Moving over to the regulation of the volumes of biomass consumed, as is now the case in terms of greenhouse gas emissions, and as the European Union is beginning to consider for wood-energy, would require fairly radical changes to the rules of free trade practised by the European Union. Preserving a habitable planet might well come at this price.
How to move forward?
The current working methods consist, for each sector, of drawing up a decarbonisation roadmap at European level, mobilising significant quantities of biomass without giving ourselves the means to resolve the question of likely conflicts of use.
The method of starting with the available resource and looking at the most significant room for manoeuvre could undoubtedly be usefully implemented in Europe, if knowledge of the flows, their interrelationships (many productions serve several uses) and their prospects were brought together for the benefit of cross-cutting decisions.
The European Union has the authority and expertise to move forward with the design of a framework for arbitration and compromise to support the ecological transition:
- External trade rules are one of the essential keys: applying the same environmental rules to imports as to European producers would speed up the ecological transformation of European agriculture and industry. The Carbon Border Adjustment Mechanism is a start; clauses to this effect in free trade agreements should be considered essential, which they are not at present.
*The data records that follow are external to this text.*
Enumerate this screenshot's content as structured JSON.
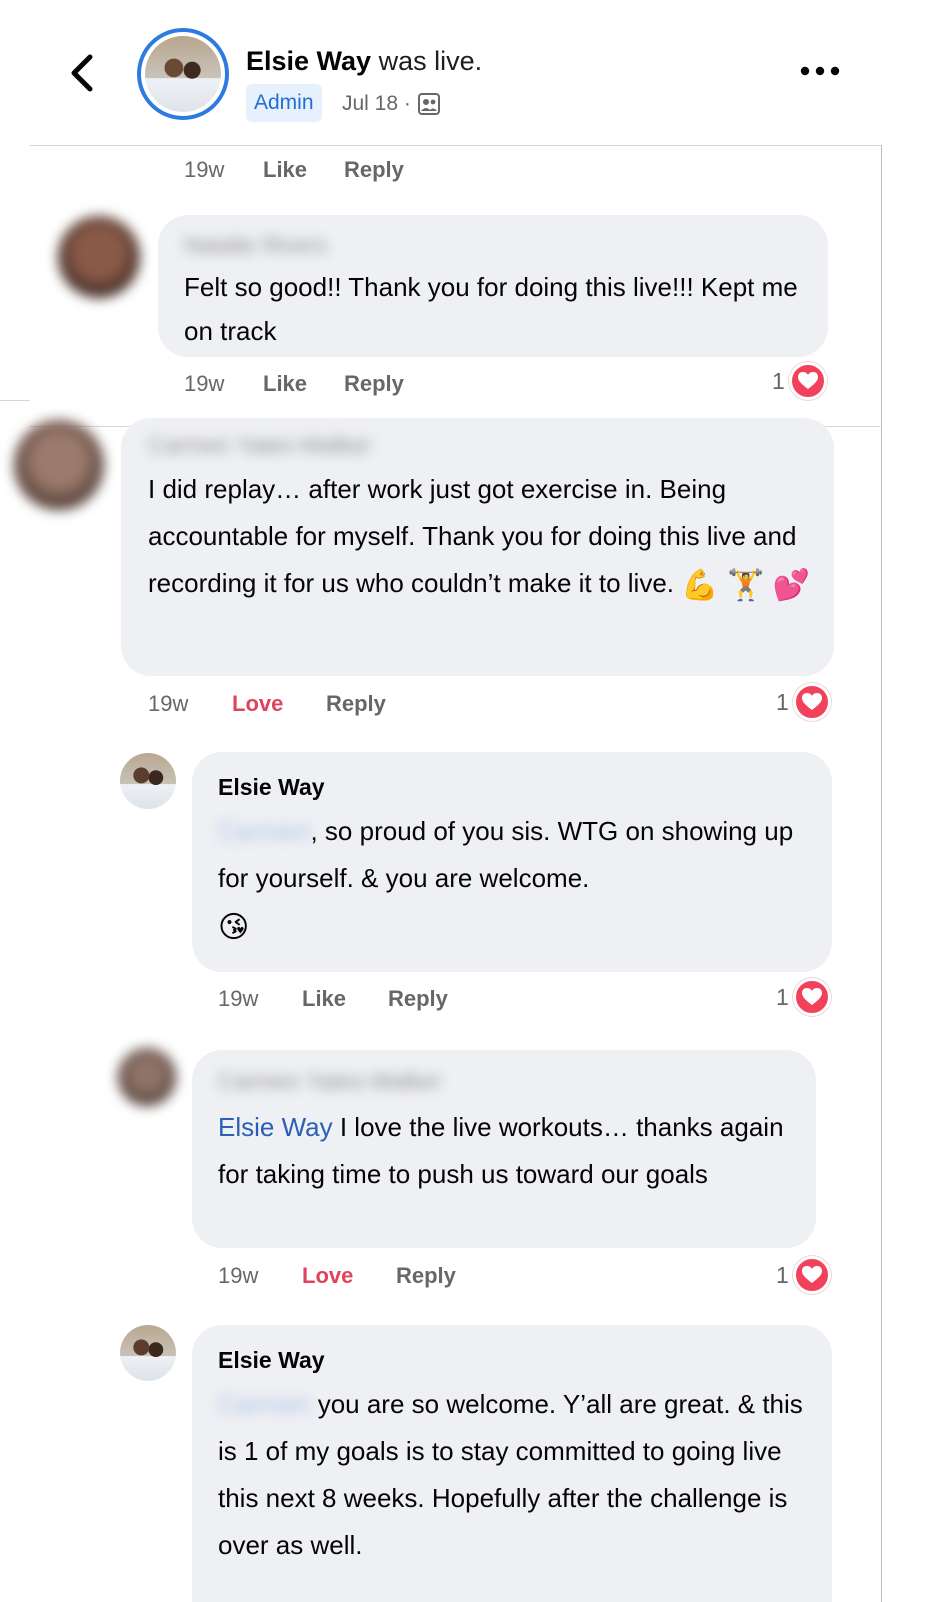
{
  "header": {
    "author_name": "Elsie Way",
    "status_text": "was live.",
    "admin_badge": "Admin",
    "date_text": "Jul 18 ·",
    "back_icon": "chevron-left-icon",
    "more_icon": "more-dots-icon",
    "audience_icon": "group-audience-icon"
  },
  "top_actions": {
    "time": "19w",
    "like": "Like",
    "reply": "Reply"
  },
  "comments": [
    {
      "author": "Natalie Rivers",
      "text": "Felt so good!! Thank you for doing this live!!! Kept me on track",
      "time": "19w",
      "reaction_label": "Like",
      "reply": "Reply",
      "reaction_count": "1"
    },
    {
      "author": "Carmen Yates-Walker",
      "text": "I did replay… after work just got exercise in. Being accountable for myself. Thank you for doing this live and recording it for us who couldn’t make it to live.",
      "emojis": "💪 🏋️ 💕",
      "time": "19w",
      "reaction_label": "Love",
      "reply": "Reply",
      "reaction_count": "1"
    },
    {
      "author": "Elsie Way",
      "mention": "Carmen",
      "text_after_mention": ", so proud of you sis. WTG on showing up for yourself. & you are welcome.",
      "emoji": "😘",
      "time": "19w",
      "reaction_label": "Like",
      "reply": "Reply",
      "reaction_count": "1"
    },
    {
      "author": "Carmen Yates-Walker",
      "mention": "Elsie Way",
      "text_after_mention": " I love the live workouts… thanks again for taking time to push us toward our goals",
      "time": "19w",
      "reaction_label": "Love",
      "reply": "Reply",
      "reaction_count": "1"
    },
    {
      "author": "Elsie Way",
      "mention": "Carmen",
      "text_after_mention": " you are so welcome. Y’all are great. & this is 1 of my goals is to stay committed to going live this next 8 weeks. Hopefully after the challenge is over as well."
    }
  ],
  "colors": {
    "accent": "#2d7be0",
    "love": "#e0445d",
    "heart": "#f1415b",
    "bubble": "#eff0f3",
    "muted": "#65676b"
  }
}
- The Common Agricultural Policy could be reviewed to promote the transition to a European food system in line with WHO recommendations, in terms of quality (reduction of chemical inputs, grass-fed or labelled livestock farming) and quantity, and the ecological transition.
- A cap on the quantities of biomass that can be used in Europe would allow external trade and free trade within borders to flourish; it would ensure that Europe does not contribute to deforestation in the rest of the world and would guarantee fairness with other countries that will need their biomass. The European Union has already taken these steps in terms of greenhouse gas emissions.
A certain amount of time will be required to define and then decide these changes in biomass governance. The first step would of course be for Europe to rapidly set up a biomass observatory, which would gather data from both the agricultural and the energy and industrial worlds, and to encourage the Member States to do likewise. This observatory would be in a position to inform political decision-makers in defining the policies that will allow Europe to succeed in its ecological transformation and meet its essential needs with a limited quantity of biomass.
This is one of the most sensitive areas of ecological transformation, since it is the one where the climate and biodiversity issues are most at odds with each other... the solution undoubtedly lies in Europeans' sobriety being explained and accepted in the long term, backed by new governance mechanisms that have yet to be invented.